Connected Intelligence in Practice

The partnership centres on deep CRM + contact centre integration: think Salesforce’s data, automation, and service console fused with Webex Contact Center’s telephony, routing, and channels. For the rep who lives in Salesforce, calls and channels appear natively; for operations, journeys and policies stay coherent across systems.

  • One workspace: reduce context switching and cognitive load.
  • One truth: unify customer data, history, and next best action.
  • One path to AI: introduce automation where it helps, not where it hurts.

“AI is a marathon, not a sprint. It’s a team sport—milestone by milestone with customers, guardrails, and real value.”

— Vinod Muthukrishnan, Cisco Webex

Agentic AI: From Demos to Deployment

It has never been easier to build a slick AI agent demo—and never harder to deploy responsibly at scale. The pair frame agentic AI as an operating model, not a gadget: start with truth (your data), choose the right metrics (customer outcomes over “containment”), and phase automation where it augments people.

  • Could vs Should: just because you can automate a step doesn’t mean you should—especially for moments that benefit from human empathy (e.g., cancellations or complex changes).
  • Good vs Bad Deflection: remove friction for trivial tasks, but invite conversations when there’s value in the dialogue.
  • Guardrails First: safety, security, and governance are prerequisites, not patches.

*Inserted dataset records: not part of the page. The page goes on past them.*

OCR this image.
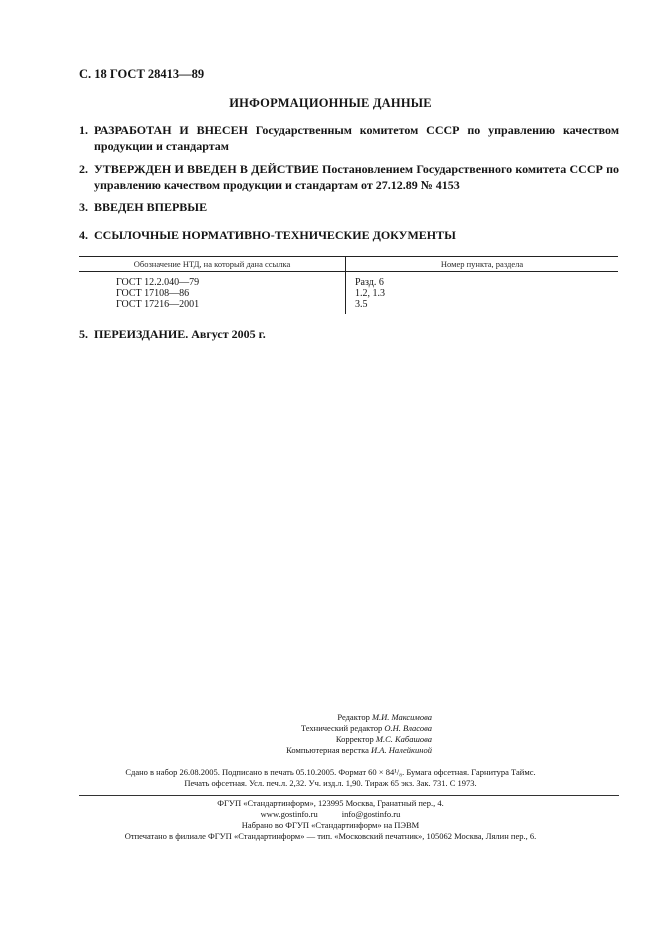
С. 18 ГОСТ 28413—89
ИНФОРМАЦИОННЫЕ ДАННЫЕ
1. РАЗРАБОТАН И ВНЕСЕН Государственным комитетом СССР по управлению качеством продукции и стандартам
2. УТВЕРЖДЕН И ВВЕДЕН В ДЕЙСТВИЕ Постановлением Государственного комитета СССР по управлению качеством продукции и стандартам от 27.12.89 № 4153
3. ВВЕДЕН ВПЕРВЫЕ
4. ССЫЛОЧНЫЕ НОРМАТИВНО-ТЕХНИЧЕСКИЕ ДОКУМЕНТЫ
Обозначение НТД, на который дана ссылка	Номер пункта, раздела
ГОСТ 12.2.040—79	Разд. 6
ГОСТ 17108—86	1.2, 1.3
ГОСТ 17216—2001	3.5
5. ПЕРЕИЗДАНИЕ. Август 2005 г.
Редактор М.И. Максимова
Технический редактор О.Н. Власова
Корректор М.С. Кабашова
Компьютерная верстка И.А. Налейкиной
Сдано в набор 26.08.2005. Подписано в печать 05.10.2005. Формат 60 × 84¹/₈. Бумага офсетная. Гарнитура Таймс.
Печать офсетная. Усл. печ.л. 2,32. Уч. изд.л. 1,90. Тираж 65 экз. Зак. 731. С 1973.
ФГУП «Стандартинформ», 123995 Москва, Гранатный пер., 4.
www.gostinfo.ru	info@gostinfo.ru
Набрано во ФГУП «Стандартинформ» на ПЭВМ
Отпечатано в филиале ФГУП «Стандартинформ» — тип. «Московский печатник», 105062 Москва, Лялин пер., 6.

What the Integration Means Day to Day

For agents: fewer systems, richer context, faster time-to-resolution. For leaders: clearer visibility from marketing to service, cleaner data for AI, and a pragmatic runway to automate the right journeys in the right order.

Top Tips for CX & Tech Leaders in 2025

  1. Master the basics: stabilise data, journeys, and KPIs before scaling AI.
  2. Apply the “Could vs Should” test: prioritise human-in-the-loop where trust and value are at stake.
  3. Fix agent experience first: a unified console beats a dozen dashboards.
  4. Instrument outcomes: optimise for customer value, not containment.
  5. Phase-in agentic AI: milestone by milestone, with governance baked in.